Ado Files

Jaro-Winkler Distance (GitHub)

Stata ado file to calculate the Jaro-Winkler string distance between two strings.

Use ssc install jarowinkler to install the ado file from Stata or see here

jarowinkler calculates the distance between two string variables using the Jaro-Winkler distance metric. The distance metric is often used in record linkage to compare first or last names in different sources. Jaro-Winkler modifies the standard Jaro distance metric by putting extra weight on string differences at the start of the strings to be compared. The metric is scaled between 0 (not similar at all) and 1 (exact match).

For more detail on the Jaro-Winkler method, see wikipedia and http://www.gabormelli.com/RKB/Jaro-Winkler_Distance_Function.

Jaro-Winkler implementation based on code from http://cs.anu.edu.au/~Peter.Christen/Febrl/febrl-0.4.01/stringcmp.py and https://github.com/miguelvps/c/blob/master/jarowinkler.c.

keeporder (GitHub)

99% of the time, when you run keep in Stata, you follow it with order, right? Well, keeporder saves you a line of code, running keep and then order on the variable list.

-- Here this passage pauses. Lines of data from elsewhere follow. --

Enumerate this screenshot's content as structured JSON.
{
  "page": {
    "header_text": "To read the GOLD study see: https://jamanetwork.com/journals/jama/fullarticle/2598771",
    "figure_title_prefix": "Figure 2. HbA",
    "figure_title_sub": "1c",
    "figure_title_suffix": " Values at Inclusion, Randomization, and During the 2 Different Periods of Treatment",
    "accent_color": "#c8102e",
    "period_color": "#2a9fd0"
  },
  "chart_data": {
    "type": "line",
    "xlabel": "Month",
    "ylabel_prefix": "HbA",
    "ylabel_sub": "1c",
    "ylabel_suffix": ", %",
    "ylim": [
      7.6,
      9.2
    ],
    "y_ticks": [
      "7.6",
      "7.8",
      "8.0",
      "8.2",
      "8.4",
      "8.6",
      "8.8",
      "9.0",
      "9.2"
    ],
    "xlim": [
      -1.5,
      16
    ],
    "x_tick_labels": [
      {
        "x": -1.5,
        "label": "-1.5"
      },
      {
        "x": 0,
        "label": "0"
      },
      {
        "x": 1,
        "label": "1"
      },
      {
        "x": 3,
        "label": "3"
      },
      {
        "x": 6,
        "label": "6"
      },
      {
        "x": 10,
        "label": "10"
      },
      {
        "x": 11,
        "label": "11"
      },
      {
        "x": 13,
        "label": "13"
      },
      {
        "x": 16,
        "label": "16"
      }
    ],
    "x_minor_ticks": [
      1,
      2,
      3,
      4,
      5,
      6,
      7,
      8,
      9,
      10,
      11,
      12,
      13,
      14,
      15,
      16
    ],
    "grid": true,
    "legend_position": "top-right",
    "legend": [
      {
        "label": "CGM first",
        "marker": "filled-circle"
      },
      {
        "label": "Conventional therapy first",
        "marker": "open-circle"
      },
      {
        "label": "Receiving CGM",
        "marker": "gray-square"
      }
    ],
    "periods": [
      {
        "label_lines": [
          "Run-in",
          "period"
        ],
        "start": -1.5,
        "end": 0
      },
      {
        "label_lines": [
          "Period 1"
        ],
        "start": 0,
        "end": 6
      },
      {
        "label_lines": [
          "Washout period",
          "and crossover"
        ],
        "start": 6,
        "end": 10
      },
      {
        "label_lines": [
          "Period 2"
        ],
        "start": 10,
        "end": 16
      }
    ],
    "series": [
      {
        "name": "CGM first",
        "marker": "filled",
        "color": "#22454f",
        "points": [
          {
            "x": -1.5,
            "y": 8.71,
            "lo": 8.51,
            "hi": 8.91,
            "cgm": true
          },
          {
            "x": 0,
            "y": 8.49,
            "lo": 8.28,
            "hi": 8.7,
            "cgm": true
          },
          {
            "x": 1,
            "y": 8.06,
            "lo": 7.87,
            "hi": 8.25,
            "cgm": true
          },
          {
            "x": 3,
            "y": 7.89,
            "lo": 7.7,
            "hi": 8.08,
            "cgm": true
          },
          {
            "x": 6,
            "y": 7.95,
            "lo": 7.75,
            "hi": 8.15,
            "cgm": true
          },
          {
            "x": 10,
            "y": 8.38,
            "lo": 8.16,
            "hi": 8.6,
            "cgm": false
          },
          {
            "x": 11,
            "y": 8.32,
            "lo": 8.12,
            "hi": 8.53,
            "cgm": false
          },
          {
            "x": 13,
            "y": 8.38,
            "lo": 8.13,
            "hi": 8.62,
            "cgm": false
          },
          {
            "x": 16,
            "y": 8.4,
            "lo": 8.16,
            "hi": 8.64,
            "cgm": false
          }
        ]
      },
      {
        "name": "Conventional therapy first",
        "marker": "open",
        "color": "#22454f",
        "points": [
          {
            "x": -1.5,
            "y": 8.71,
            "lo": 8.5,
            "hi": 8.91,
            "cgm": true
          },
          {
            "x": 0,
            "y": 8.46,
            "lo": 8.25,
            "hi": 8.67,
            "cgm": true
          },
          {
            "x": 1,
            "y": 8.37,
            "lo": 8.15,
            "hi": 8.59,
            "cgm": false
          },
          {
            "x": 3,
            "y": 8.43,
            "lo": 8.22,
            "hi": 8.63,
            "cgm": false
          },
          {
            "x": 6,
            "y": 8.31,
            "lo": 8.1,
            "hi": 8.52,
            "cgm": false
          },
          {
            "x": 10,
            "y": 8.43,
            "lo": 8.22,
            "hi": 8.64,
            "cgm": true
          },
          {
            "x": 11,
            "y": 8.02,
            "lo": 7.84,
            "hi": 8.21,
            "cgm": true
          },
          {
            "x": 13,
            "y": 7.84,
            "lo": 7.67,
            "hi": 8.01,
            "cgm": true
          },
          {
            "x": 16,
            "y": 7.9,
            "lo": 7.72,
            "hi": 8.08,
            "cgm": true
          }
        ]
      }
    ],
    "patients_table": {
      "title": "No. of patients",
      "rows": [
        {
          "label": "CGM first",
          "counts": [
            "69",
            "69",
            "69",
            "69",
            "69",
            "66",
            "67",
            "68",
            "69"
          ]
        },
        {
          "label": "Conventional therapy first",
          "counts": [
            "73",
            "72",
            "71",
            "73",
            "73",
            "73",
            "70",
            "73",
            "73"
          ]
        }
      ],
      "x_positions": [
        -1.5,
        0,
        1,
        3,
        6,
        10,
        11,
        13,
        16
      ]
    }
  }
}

Use ssc install keeporder to install the ado file from Stata or see here

R Programs

extract_bib (GitHub)

extract_bib is a simple R script to create minimal a bibtex library file for an article. Some journals require tex and bib files with submissions. However, I have only one master bib file. That file currently contains 3543 references. Rather than send all of that to the journal to help typeset my manuscript, I only want to send a bib file with the references included in my article. This script does that.